After 1428 Elm ran my story on the anniversary of The Blair Witch Project, Erik Kristopher Myers contacted me through Facebook, suggesting that I might like his small, independent found footage film, Butterfly Kisses. He was right, I did like it, and we struck up a social media friendship of sorts. We both belong to a found footage appreciation group, and Butterfly Kisses often comes up as a recommended film. Naturally, there are people who don’t recommend it, though the majority do.

That’s ok, though, not all members of the horror community are drawn to the same films. What’s not ok is how vicious people can be about a film that just wasn’t to their own liking. I remember one woman commenting on a thread about Butterfly Kisses: “I hated it, it was just garbage to me.”

Garbage, really? Is it exploitive, excessively gross and gory? Does it feature bad special effects, a sloppy script or bad acting? Not at all. It’s an inventive story that adds something a little different to the found footage genre. The acting is solid, the cinematography is artistic and eye-catching.

But, the reason this term really got under my skin is that this person was callously insulting an independent film with a small budget and no big PR firm or major studio behind it. Someone reading that nasty comment might decide not to watch the film. Worst of all, she was casually dismissing Erik Kristopher Myers’s art, a project he put his heart and soul into.

I reached out to Erik when I was writing this piece, and he had some great things to say on the subject.

"Erik Kristopher Myers: “The world of independent film suffers most from unfiltered audience feedback.  Low-budget movies made by creators trying to rub two nickels together and create something that looks like ten bucks are already fighting an uphill battle without their work attacked for being exactly what they are: compromised by limited resources. In a world in which indie artists have to perform double-duty as their own marketing team, and where social media and streaming services share content to prospective viewers based on the most number of reviews and ratings, films are hobbled by unnecessarily harsh write-ups from people who are absolutely entitled to their opinions, but aren’t always vocalizing informed opinions.
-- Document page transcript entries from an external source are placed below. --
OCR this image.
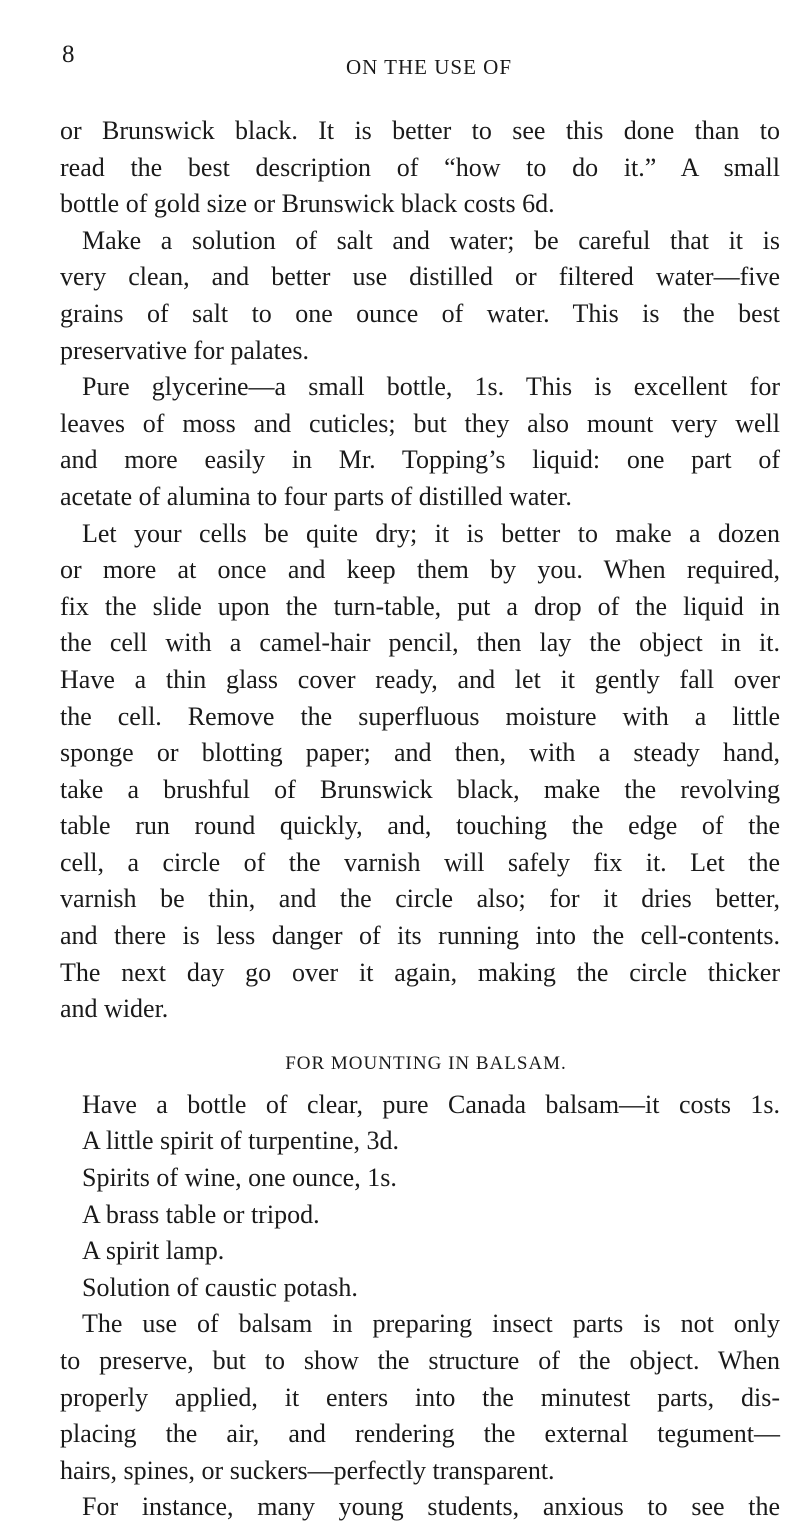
8	ON THE USE OF
or Brunswick black. It is better to see this done than to
read the best description of “how to do it.” A small
bottle of gold size or Brunswick black costs 6d.
Make a solution of salt and water; be careful that it is
very clean, and better use distilled or filtered water—five
grains of salt to one ounce of water. This is the best
preservative for palates.
Pure glycerine—a small bottle, 1s. This is excellent for
leaves of moss and cuticles; but they also mount very well
and more easily in Mr. Topping’s liquid: one part of
acetate of alumina to four parts of distilled water.
Let your cells be quite dry; it is better to make a dozen
or more at once and keep them by you. When required,
fix the slide upon the turn-table, put a drop of the liquid in
the cell with a camel-hair pencil, then lay the object in it.
Have a thin glass cover ready, and let it gently fall over
the cell. Remove the superfluous moisture with a little
sponge or blotting paper; and then, with a steady hand,
take a brushful of Brunswick black, make the revolving
table run round quickly, and, touching the edge of the
cell, a circle of the varnish will safely fix it. Let the
varnish be thin, and the circle also; for it dries better,
and there is less danger of its running into the cell-contents.
The next day go over it again, making the circle thicker
and wider.
FOR MOUNTING IN BALSAM.
Have a bottle of clear, pure Canada balsam—it costs 1s.
A little spirit of turpentine, 3d.
Spirits of wine, one ounce, 1s.
A brass table or tripod.
A spirit lamp.
Solution of caustic potash.
The use of balsam in preparing insect parts is not only
to preserve, but to show the structure of the object. When
properly applied, it enters into the minutest parts, dis-
placing the air, and rendering the external tegument—
hairs, spines, or suckers—perfectly transparent.
For instance, many young students, anxious to see the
In other words, not everyone should be a critic if they don’t understand the strata of productions, namely their funding, or the fact that positive reviews on platforms like Amazon or IMDB don’t necessarily mean that the director had his or her friends and family compose glowing praise in order to create a false impression of quality. Sometimes, people just see a thing, and like a thing. The very people who use the term “fake reviews” are often the same ones shouting “fake news,” and they’re also unwittingly spreading misinformation. Opinions are subjective, and art provokes a response. There’s nothing wrong with liking or not liking a thing. The problem comes from 1) criticizing a product for perhaps aiming higher than it can reach, rather than recognizing the intent and restrictions that compromised it, and 2) feeling that having an internet soapbox like Facebook or Twitter warrants attacks on the work (and the people involved) that have less to do with criticism than insult. Saying my movie sucks just because “it sucks” isn’t even something my eight year-old would say, whether to a person’s face, or even just about the work. That isn’t critical thinking; it’s an immature response spoken atop a soapbox, amplified by the bullhorn that is your social media account. Nor is it informed or intelligent to mock something that was financed on credit cards for a few thousand dollars because it doesn’t look or sound quite like a similar product that was funded by a studio for one hundred times that amount. That’s a lot like insulting someone with one leg for coming in last in the race. They had to work twice as hard, you know.”"

None of this is to say that we all have to like the same films. Look, I did not like Stanley Kubrick’s The Shining, and that’s not a popular opinion. But I can appreciate its artistic value, and would never refer to it as “garbage.” I understand why some people love it, regardless of my own feelings.